Dateline: January, 2011, Issue 1
Attorneys frequently ask witnesses leading and complex questions in cross examination that contain multiple parts, negatives, double-negatives, advanced vocabulary and legal terminology. Many of these questions demand a yes or no response.
Ellison and colleagues (2010) explored the extent to which witnesses can answer leading and complex cross-examination questions accurately. In this research, numerous adult witnesses watched a videotaped crime and then were cross-examined about the crime by an attorney using one of two variations of a question script. One script variation used complex phrasing (i.e., leading questions, multipart questions, complex vocabulary, double negatives). The other script variation used simplified phrasing (i.e., leading and multipart questions, but with simplified vocabulary and no double negatives). Other than these phrasing differences, the question script was the same for all witnesses.
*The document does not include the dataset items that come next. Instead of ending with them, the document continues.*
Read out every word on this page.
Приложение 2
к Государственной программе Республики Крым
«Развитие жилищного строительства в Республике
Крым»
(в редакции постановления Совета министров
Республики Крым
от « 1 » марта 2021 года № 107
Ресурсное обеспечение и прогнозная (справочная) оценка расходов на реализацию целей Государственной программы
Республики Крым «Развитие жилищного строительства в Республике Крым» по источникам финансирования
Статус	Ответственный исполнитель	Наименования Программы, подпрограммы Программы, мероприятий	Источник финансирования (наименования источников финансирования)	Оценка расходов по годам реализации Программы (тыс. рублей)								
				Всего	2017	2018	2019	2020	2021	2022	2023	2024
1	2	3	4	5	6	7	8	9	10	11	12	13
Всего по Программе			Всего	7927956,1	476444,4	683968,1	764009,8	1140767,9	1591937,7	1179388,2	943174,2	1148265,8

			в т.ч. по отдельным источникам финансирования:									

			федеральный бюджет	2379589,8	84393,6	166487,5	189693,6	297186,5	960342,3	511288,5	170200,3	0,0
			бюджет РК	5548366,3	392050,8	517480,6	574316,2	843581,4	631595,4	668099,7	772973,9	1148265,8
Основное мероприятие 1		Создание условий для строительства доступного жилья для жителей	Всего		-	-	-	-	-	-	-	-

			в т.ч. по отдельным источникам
Witnesses made errors answering 16% of the simplified questions, and committed 35% more errors when answering the complexly phrased questions.
Witnesses' errors in answering leading questions include being more likely to agree than disagree with the proposition in the question, and answering multipart questions as if only one answer was required.
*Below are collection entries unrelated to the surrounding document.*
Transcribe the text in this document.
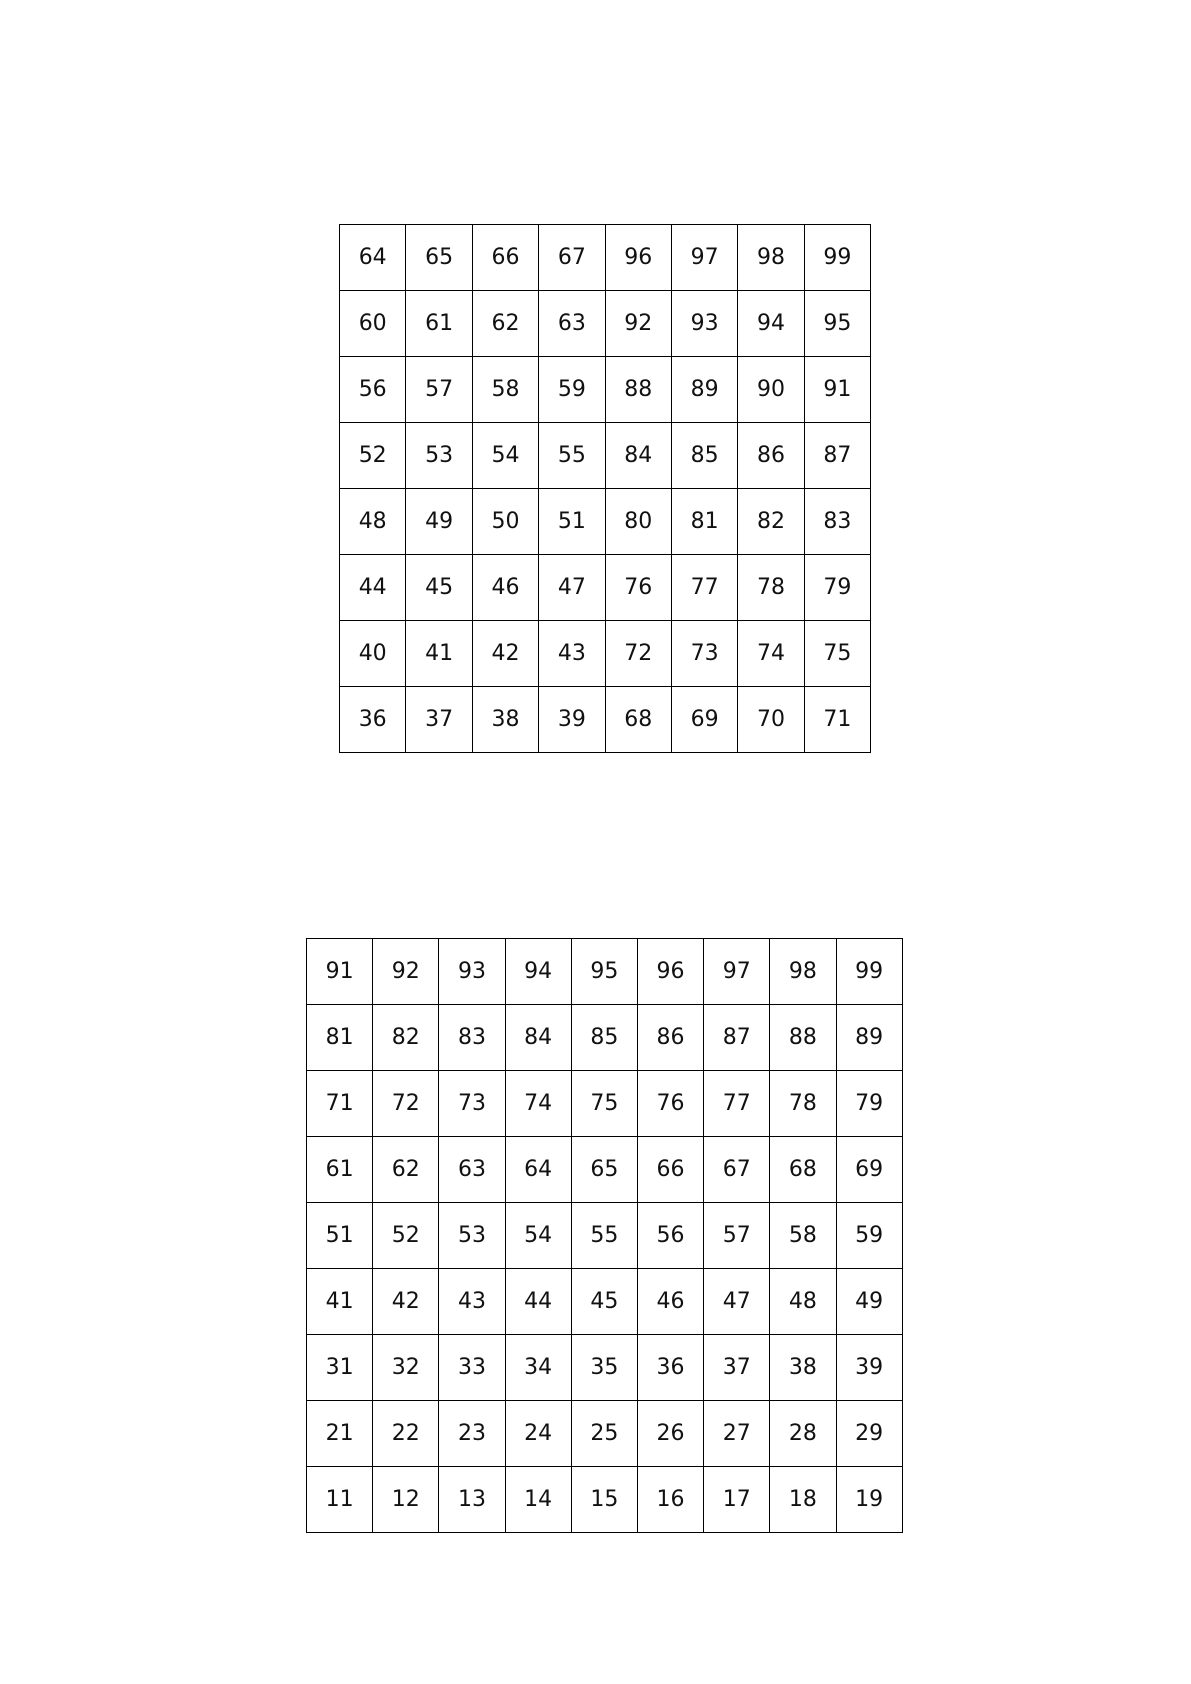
64	65	66	67	96	97	98	99
60	61	62	63	92	93	94	95
56	57	58	59	88	89	90	91
52	53	54	55	84	85	86	87
48	49	50	51	80	81	82	83
44	45	46	47	76	77	78	79
40	41	42	43	72	73	74	75
36	37	38	39	68	69	70	71
91	92	93	94	95	96	97	98	99
81	82	83	84	85	86	87	88	89
71	72	73	74	75	76	77	78	79
61	62	63	64	65	66	67	68	69
51	52	53	54	55	56	57	58	59
41	42	43	44	45	46	47	48	49
31	32	33	34	35	36	37	38	39
21	22	23	24	25	26	27	28	29
11	12	13	14	15	16	17	18	19
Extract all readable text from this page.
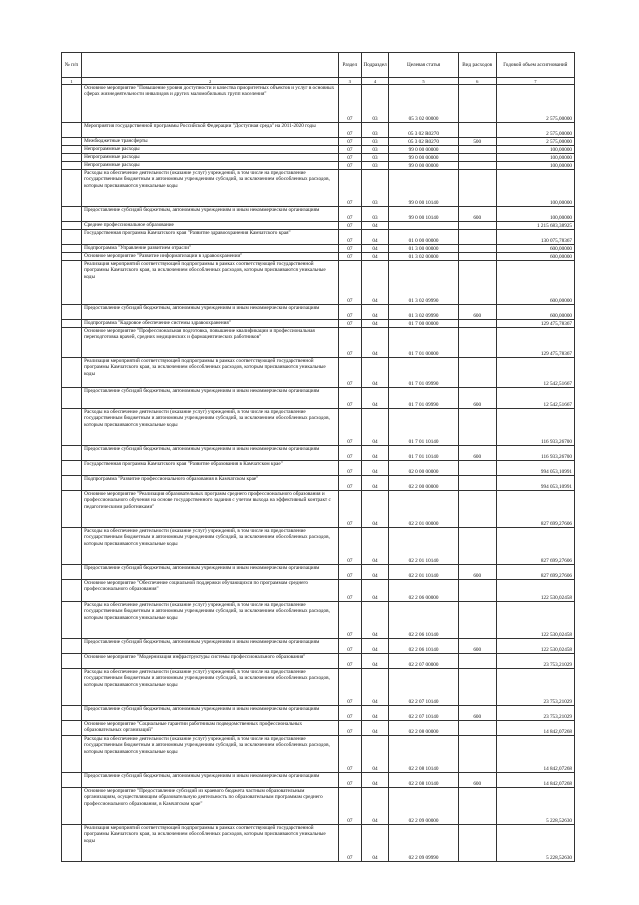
№ п/п		Раздел	Подраздел	Целевая статья	Вид расходов	Годовой объем ассигнований
1	2	3	4	5	6	7
	Основное мероприятие "Повышение уровня доступности и качества приоритетных объектов и услуг в основных сферах жизнедеятельности инвалидов и других маломобильных групп населения"	07	03	05 3 02 00000		2 575,00000
	Мероприятия государственной программы Российской Федерации "Доступная среда" на 2011-2020 годы	07	03	05 3 02 R0270		2 575,00000
	Межбюджетные трансферты	07	03	05 3 02 R0270	500	2 575,00000
	Непрограммные расходы	07	03	99 0 00 00000		100,00000
	Непрограммные расходы	07	03	99 0 00 00000		100,00000
	Непрограммные расходы	07	03	99 0 00 00000		100,00000
	Расходы на обеспечение деятельности (оказание услуг) учреждений, в том числе на предоставление государственным бюджетным и автономным учреждениям субсидий, за исключением обособленных расходов, которым присваиваются уникальные коды	07	03	99 0 00 10140		100,00000
	Предоставление субсидий бюджетным, автономным учреждениям и иным некоммерческим организациям	07	03	99 0 00 10140	600	100,00000
	Среднее профессиональное образование	07	04			1 215 683,38925
	Государственная программа Камчатского края "Развитие здравоохранения Камчатского края"	07	04	01 0 00 00000		130 075,78367
	Подпрограмма "Управление развитием отрасли"	07	04	01 3 00 00000		600,00000
	Основное мероприятие "Развитие информатизации в здравоохранении"	07	04	01 3 02 00000		600,00000
	Реализация мероприятий соответствующей подпрограммы в рамках соответствующей государственной программы Камчатского края, за исключением обособленных расходов, которым присваиваются уникальные коды	07	04	01 3 02 09990		600,00000
	Предоставление субсидий бюджетным, автономным учреждениям и иным некоммерческим организациям	07	04	01 3 02 09990	600	600,00000
	Подпрограмма "Кадровое обеспечение системы здравоохранения"	07	04	01 7 00 00000		129 475,78367
	Основное мероприятие "Профессиональная подготовка, повышение квалификации и профессиональная переподготовка врачей, средних медицинских и фармацевтических работников"	07	04	01 7 01 00000		129 475,78367
	Реализация мероприятий соответствующей подпрограммы в рамках соответствующей государственной программы Камчатского края, за исключением обособленных расходов, которым присваиваются уникальные коды	07	04	01 7 01 09990		12 542,51667
	Предоставление субсидий бюджетным, автономным учреждениям и иным некоммерческим организациям	07	04	01 7 01 09990	600	12 542,51667
	Расходы на обеспечение деятельности (оказание услуг) учреждений, в том числе на предоставление государственным бюджетным и автономным учреждениям субсидий, за исключением обособленных расходов, которым присваиваются уникальные коды	07	04	01 7 01 10140		116 933,26700
	Предоставление субсидий бюджетным, автономным учреждениям и иным некоммерческим организациям	07	04	01 7 01 10140	600	116 933,26700
	Государственная программа Камчатского края "Развитие образования в Камчатском крае"	07	04	02 0 00 00000		994 053,10991
	Подпрограмма "Развитие профессионального образования в Камчатском крае"	07	04	02 2 00 00000		994 053,10991
	Основное мероприятие "Реализация образовательных программ среднего профессионального образования и профессионального обучения на основе государственного задания с учетом выхода на эффективный контракт с педагогическими работниками"	07	04	02 2 01 00000		827 699,27606
	Расходы на обеспечение деятельности (оказание услуг) учреждений, в том числе на предоставление государственным бюджетным и автономным учреждениям субсидий, за исключением обособленных расходов, которым присваиваются уникальные коды	07	04	02 2 01 10140		827 699,27606
	Предоставление субсидий бюджетным, автономным учреждениям и иным некоммерческим организациям	07	04	02 2 01 10140	600	827 699,27606
	Основное мероприятие "Обеспечение социальной поддержки обучающихся по программам среднего профессионального образования"	07	04	02 2 06 00000		122 530,02458
	Расходы на обеспечение деятельности (оказание услуг) учреждений, в том числе на предоставление государственным бюджетным и автономным учреждениям субсидий, за исключением обособленных расходов, которым присваиваются уникальные коды	07	04	02 2 06 10140		122 530,02458
	Предоставление субсидий бюджетным, автономным учреждениям и иным некоммерческим организациям	07	04	02 2 06 10140	600	122 530,02458
	Основное мероприятие "Модернизация инфраструктуры системы профессионального образования"	07	04	02 2 07 00000		23 753,21029
	Расходы на обеспечение деятельности (оказание услуг) учреждений, в том числе на предоставление государственным бюджетным и автономным учреждениям субсидий, за исключением обособленных расходов, которым присваиваются уникальные коды	07	04	02 2 07 10140		23 753,21029
	Предоставление субсидий бюджетным, автономным учреждениям и иным некоммерческим организациям	07	04	02 2 07 10140	600	23 753,21029
	Основное мероприятие "Социальные гарантии работникам подведомственных профессиональных образовательных организаций"	07	04	02 2 08 00000		14 842,07268
	Расходы на обеспечение деятельности (оказание услуг) учреждений, в том числе на предоставление государственным бюджетным и автономным учреждениям субсидий, за исключением обособленных расходов, которым присваиваются уникальные коды	07	04	02 2 08 10140		14 842,07268
	Предоставление субсидий бюджетным, автономным учреждениям и иным некоммерческим организациям	07	04	02 2 08 10140	600	14 842,07268
	Основное мероприятие "Предоставление субсидий из краевого бюджета частным образовательным организациям, осуществляющим образовательную деятельность по образовательным программам среднего профессионального образования, в Камчатском крае"	07	04	02 2 09 00000		5 228,52630
	Реализация мероприятий соответствующей подпрограммы в рамках соответствующей государственной программы Камчатского края, за исключением обособленных расходов, которым присваиваются уникальные коды	07	04	02 2 09 09990		5 228,52630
Witnesses were less accurate when answering questions containing advanced vocabulary, and this accuracy decreased even further when the advanced vocabulary was combined with complex syntax such as double negatives.
Despite the difficulty witnesses experienced with leading and complexly phrased questions, almost no requests for clarification were made. Witnesses said that they were too intimidated to ask or were inhibited from doing so by the quick-fire pace of cross examination. Many witnesses also thought that they had fully understood all questions when they had not, an effect particularly pronounced when questions were complexly phrased.
Adult witnesses make errors in answering cross-examination questions when questions are leading, complexly phrased, or mistakenly assumed to be understood. The researchers conclude that instructing witnesses in attorneys' cross-examination questioning techniques would improve witness accuracy.
Source Ellison, L. & Wheatcroft, J. (2010). "Could you ask me that in a different way please?" Exploring the impact of courtroom questioning and witness familiarization on adult witness accuracy. Criminal Law Review, (11), pp. 823-839.